Multiple regional outlets have reported on the windfall that Lucian Grange is expected to enjoy in 2021, and the lion’s share of the multimillion-dollar sum will derive from one-time bonuses associated with Universal Music’s September of 2021 IPO. (As an aside, Warner Music higher-ups received millions in shares following their company’s 2020 stock-market debut. Factoring based upon WMG’s closing price today, $48.15, the 189,856 shares that CEO Stephen Cooper obtained in early 2021 would be worth $9.14 million.)

But Lucian Grainge is poised to make a staggering £123 million ($165.05 million at the present exchange rate) from the aforementioned bonuses, according to The Guardian, including extra compensation from the 10 percent stakes that UMG sold pre-IPO. This sizable capital influx could elevate Grainge’s 2021 pay past £150 million ($201.29 million) – the total amount that songwriters earned in the UK (from streaming, sales, and downloads, once again) in 2019, per the Intellectual Property Office.

As initially mentioned, that the 10-year UMG head Grainge could pull down more than the combined annual salaries of all the songwriters in the United Kingdom – population 67 million – is eliciting strong pushback from industry professionals, politicians, and others. Moreover, the criticism from lawmakers is especially significant, for the House of Commons’ DCMS Committee over the summer called for a “complete reset” of the music-streaming space. And the Competition and Markets Authority (CMA) last month formally unveiled “a market study into music streaming.”

“The real heroes are the song writers & musicians who, with their music, make this world a better place,” Tatton MP Esther McVey recently wrote on social media, including with the post a photo showing Nile Rodgers’ support for her position. “So, absolutely I am supporting them in their bid to get a fair payment when their music is streamed. Fair day’s pay for a fair day’s work.”

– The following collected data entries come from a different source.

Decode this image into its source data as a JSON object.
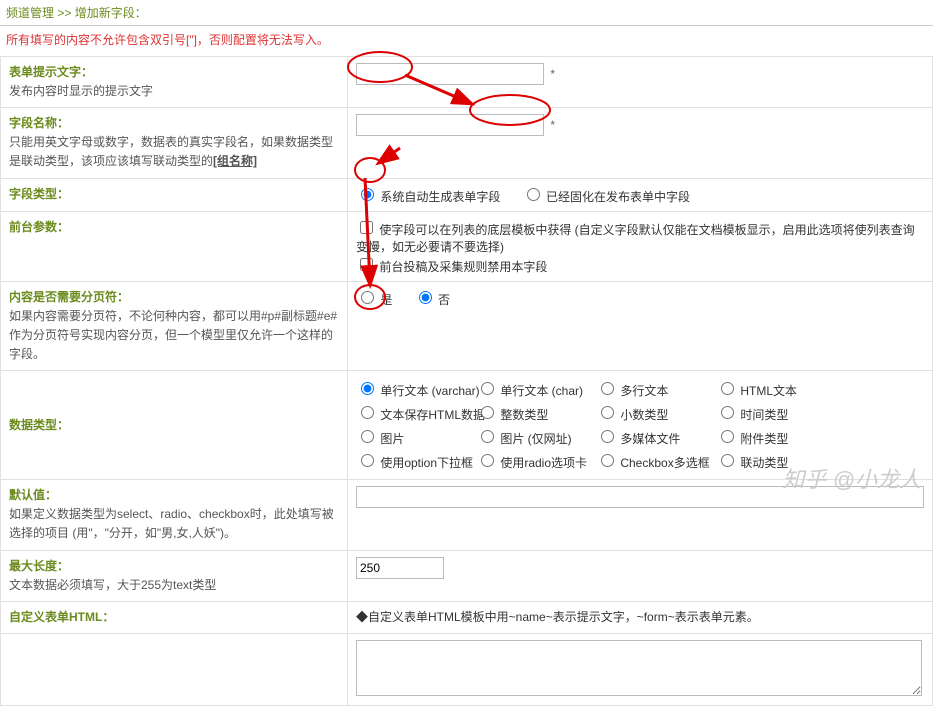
{
  "breadcrumb": {
    "root": "频道管理",
    "sep": " >> ",
    "current": "增加新字段："
  },
  "warning": "所有填写的内容不允许包含双引号[\"]，否则配置将无法写入。",
  "rows": {
    "tip": {
      "label": "表单提示文字：",
      "desc": "发布内容时显示的提示文字",
      "star": "*"
    },
    "name": {
      "label": "字段名称：",
      "desc1": "只能用英文字母或数字，数据表的真实字段名，如果数据类型是联动类型，该项应该填写联动类型的",
      "desc2": "[组名称]",
      "star": "*"
    },
    "ftype": {
      "label": "字段类型：",
      "opt1": "系统自动生成表单字段",
      "opt2": "已经固化在发布表单中字段"
    },
    "front": {
      "label": "前台参数：",
      "opt1_a": "使字段可以在列表的底层模板中获得 (自定义字段默认仅能在文档模板显示，启用此选项将使列表查询变慢，如无必要请不要选择)",
      "opt2": "前台投稿及采集规则禁用本字段"
    },
    "split": {
      "label": "内容是否需要分页符：",
      "desc": "如果内容需要分页符，不论何种内容，都可以用#p#副标题#e#作为分页符号实现内容分页，但一个模型里仅允许一个这样的字段。",
      "yes": "是",
      "no": "否"
    },
    "dtype": {
      "label": "数据类型：",
      "opts": [
        "单行文本 (varchar)",
        "单行文本 (char)",
        "多行文本",
        "HTML文本",
        "文本保存HTML数据",
        "整数类型",
        "小数类型",
        "时间类型",
        "图片",
        "图片 (仅网址)",
        "多媒体文件",
        "附件类型",
        "使用option下拉框",
        "使用radio选项卡",
        "Checkbox多选框",
        "联动类型"
      ]
    },
    "def": {
      "label": "默认值：",
      "desc": "如果定义数据类型为select、radio、checkbox时，此处填写被选择的项目 (用\"，\"分开，如\"男,女,人妖\")。"
    },
    "maxl": {
      "label": "最大长度：",
      "desc": "文本数据必须填写，大于255为text类型",
      "value": "250"
    },
    "chtml": {
      "label": "自定义表单HTML：",
      "note": "◆自定义表单HTML模板中用~name~表示提示文字，~form~表示表单元素。"
    }
  },
  "watermark": "知乎 @小龙人"
}
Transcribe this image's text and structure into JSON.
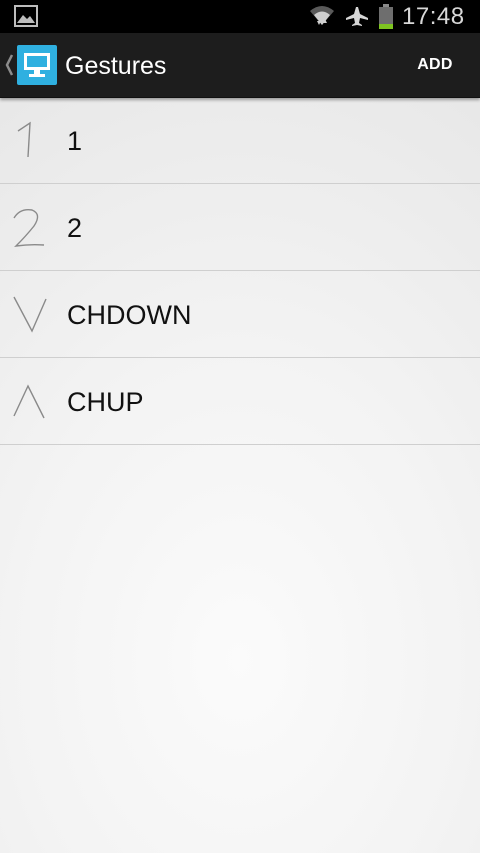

“Such imbalance: ONE Major Label Boss earns MORE this year than EVERY UK Songwriter & Composer earned from streaming & sales in 2019,” penned Ivors Academy chair Crispin Hunt. “I know Sir Lucian’s a music fan & likes to think he saved Music but in doing so he became its greatest Robber Baron.”

At the time of this piece’s writing, Lucian Grainge didn’t appear to have addressed the salary-related criticism via a press release or a public statement. Needless to say, it’ll be interesting to see how the backlash factors into the CMA investigation and any subsequent regulatory initiatives targeting the UK music industry.

Universal Music reported double-digit revenue and streaming gains in Q3 2021, and the company’s stock (UMG on the Euronext Amsterdam) saw its value grow by 3.68 percent today, to €27.49 ($31.56) per share.

9 Responses

  1. Tom

    Stop recording new music and stop giving your music to these freeloaders who stream your music but don’t want to pay you. That is about all you can do in 2021

    • Tom Hendricks

      Join the thousands of musicians in the peaceful music revolution against the Big Three Labels will help.
      When the Big 3 are seen as greedy instead of cool, things will change for the better

  2. Truth Teller

    Let’s call it what it is – an obscenity.

    He’s an employee of a corporate conglomerate that exploits creative people. The system is gamed by financial criminals who engineer enormous compensation through stock options.

    He should be shunned.

    • Simon

      So, someone offers you a bigger salary than you deserve and you’re going to turn it down? Cmon, get real. If that were the case, you should be doing that now.

  3. Mohna

    My favourite part is when we blame streaming companies like Spotify for why musicians make no money. Spotify pays labels because they have no choice, and labels pay their execs instead of musicians, end of story. The argument makes me laugh at this point.

    • Eunice Gladstone

      Point of clarification: Spotify pays labels a meager amount.

  4. Edgar B

    That’s obscene money for an industry that is not near as healthy as it has been.

    From his standpoint – take that money and run!

    • Roland Clarke

      Depends on who you are. Adele and Ed Sheeran are earning this kind of money a year. The industry is very top heavy.

  5. Puffy Pants

    You should have gotten an MBA instead of smoking dope and writing shitty songs.